No entanto, para os inúmeros demônios presentes, aquele cântico soava como milhares de agulhas de aço incandescentes perfurando cada centímetro do corpo. A dor era insuportável, e eles se contorciam no chão, gritando de agonia.
Em pouco tempo, alguns fantasmas começaram a expelir fumaça negra, seus corpos tornando-se tão etéreos que mal podiam ser distinguidos.
O mestre Kong Chan, que não desejava tirar vidas, cessou a recitação e ergueu-se lentamente.
Chen Da Ji olhava tudo estupefato e murmurou para Hua Jiu Nan:
— Chefe, o velho monge parece tão bondoso normalmente, mas quando abre a boca, é terrível!
— Olha só, tantos espíritos malignos, bastou um sermão dele para começarem a soltar fumaça!
— Se eu soubesse que o velho monge era tão feroz, de dia não teria tentado extorquir suas “relíquias”.
— Será que ainda dá tempo de devolver agora...?
Hua Jiu Nan sorriu.
— O mestre é generoso, não vai se importar com isso.
— Além do mais, o que ele fez agora não é xingar; é recitar sutras para subjugar o mal.
— O Buda é compassivo, mas também pode demonstrar a fúria dos Vajras.
— Como poderia permitir que essas criaturas demoníacas agissem livremente?

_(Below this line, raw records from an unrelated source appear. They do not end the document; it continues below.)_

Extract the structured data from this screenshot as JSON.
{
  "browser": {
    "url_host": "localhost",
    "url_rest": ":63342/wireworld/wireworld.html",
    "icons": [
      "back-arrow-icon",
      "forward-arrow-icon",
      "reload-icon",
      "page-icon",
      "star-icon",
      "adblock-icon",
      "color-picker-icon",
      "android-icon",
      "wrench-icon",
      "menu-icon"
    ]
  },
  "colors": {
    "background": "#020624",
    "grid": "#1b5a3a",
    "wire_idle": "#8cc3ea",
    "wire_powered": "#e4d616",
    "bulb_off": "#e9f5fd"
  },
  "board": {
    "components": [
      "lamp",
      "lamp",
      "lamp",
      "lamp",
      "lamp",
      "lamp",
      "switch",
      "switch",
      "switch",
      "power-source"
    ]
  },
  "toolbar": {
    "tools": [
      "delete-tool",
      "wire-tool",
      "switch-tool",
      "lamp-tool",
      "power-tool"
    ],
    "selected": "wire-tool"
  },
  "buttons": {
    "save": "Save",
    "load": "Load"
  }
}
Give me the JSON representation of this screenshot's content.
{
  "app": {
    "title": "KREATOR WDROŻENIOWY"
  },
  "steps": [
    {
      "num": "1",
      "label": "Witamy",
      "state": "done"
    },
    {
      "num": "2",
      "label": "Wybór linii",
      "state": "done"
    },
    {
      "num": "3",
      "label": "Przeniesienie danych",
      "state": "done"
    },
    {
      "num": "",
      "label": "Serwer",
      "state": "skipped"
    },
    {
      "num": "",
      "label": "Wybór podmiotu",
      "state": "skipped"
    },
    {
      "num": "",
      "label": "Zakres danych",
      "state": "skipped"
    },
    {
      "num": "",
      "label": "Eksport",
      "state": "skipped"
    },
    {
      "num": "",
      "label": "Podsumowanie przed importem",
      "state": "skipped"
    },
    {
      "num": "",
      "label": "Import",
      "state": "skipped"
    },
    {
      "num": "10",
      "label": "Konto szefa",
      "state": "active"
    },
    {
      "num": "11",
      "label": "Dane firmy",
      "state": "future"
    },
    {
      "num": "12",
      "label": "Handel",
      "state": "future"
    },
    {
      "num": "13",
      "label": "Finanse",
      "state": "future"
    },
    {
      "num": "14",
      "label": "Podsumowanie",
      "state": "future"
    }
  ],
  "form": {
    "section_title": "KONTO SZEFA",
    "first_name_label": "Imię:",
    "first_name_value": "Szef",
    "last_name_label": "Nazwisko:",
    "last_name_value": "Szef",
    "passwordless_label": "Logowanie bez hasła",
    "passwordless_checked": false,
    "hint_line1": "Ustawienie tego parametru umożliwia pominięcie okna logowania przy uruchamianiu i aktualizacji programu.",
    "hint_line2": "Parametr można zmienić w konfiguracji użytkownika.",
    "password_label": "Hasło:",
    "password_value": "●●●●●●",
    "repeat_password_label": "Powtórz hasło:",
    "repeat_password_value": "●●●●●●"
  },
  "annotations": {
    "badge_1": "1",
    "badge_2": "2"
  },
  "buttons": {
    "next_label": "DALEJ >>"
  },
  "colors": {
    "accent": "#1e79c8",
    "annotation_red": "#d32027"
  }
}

Enquanto conversavam, o mestre Kong Chan, envergonhado, aproximou-se da Vovó Surda.
— Namo Amituofo.
— Agora há pouco, este humilde monge deixou-se levar pelas aparências e falou sem pensar. Peço que a senhora, grande bodisatva, me perdoe.
Nota: “Deixar-se levar pelas aparências” é um termo budista que significa apegar-se a formas externas, ilusões ou consciências individuais, desviando-se da essência verdadeira. “Aparência” refere-se à concepção que formamos de algo em nossa mente, seja ela tangível ou intangível.
Ao dizer isso, o mestre Kong Chan repreendia a si mesmo por agir de forma rígida: ao praticar o bem e salvar “pessoas”, faltou-lhe considerar as circunstâncias reais.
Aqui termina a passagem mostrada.